Nicos Peristianis, Founder and Council President of the University of Nicosia, says it was only in 2007 that the private sector was allowed to establish universities. The opening of tertiary education to the private sector has led to rapid development, as Mr Peristianis notes: “we now have more students, more resources, a better faculty, and better facilities.”

However, in the view of Mr Peristianis, more needs to be done for Cyprus to reach its potential: “We need to do more. Cyprus has many advantages over other countries in the region; we have a very high percentage of highly educated people, good services, security, and good weather. In fact, it is like studying in a good UK university but with a good climate and safe environment.”

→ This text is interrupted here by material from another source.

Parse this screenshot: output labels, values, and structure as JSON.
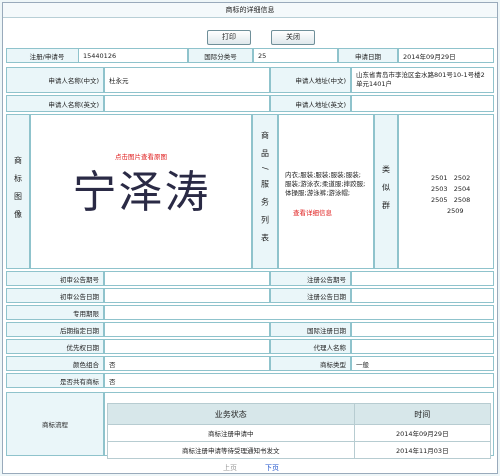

Whilst there has been some support from the government in utilising these advantages, Mr Peristianis makes it clear that the developments in the sector were driven by their own initiative: “We always try to innovate and adapt, they have been the key factors in our success.” Moving quickly to innovate and introduce relevant courses is something that the University of Nicosia has excelled at, with an example being their position as one of the first universities in Europe to establish an undergraduate degree in oil and gas management studies, as soon as gas was discovered in Cyprus.

In many ways the strength of the education sector has been in their commitment to building relationships with prestigious higher education institutions abroad.  For example the University of Nicosia collaborates with St. George, the University of London, to run a medical programme: the first in Cyprus, and the first such degree to be offered by St. George’s outside the UK.

With an agile private sector driving growth, the contribution of education to Cyprus’ economy will be a positive catalyst that the rest of the Cypriot economy sorely needs.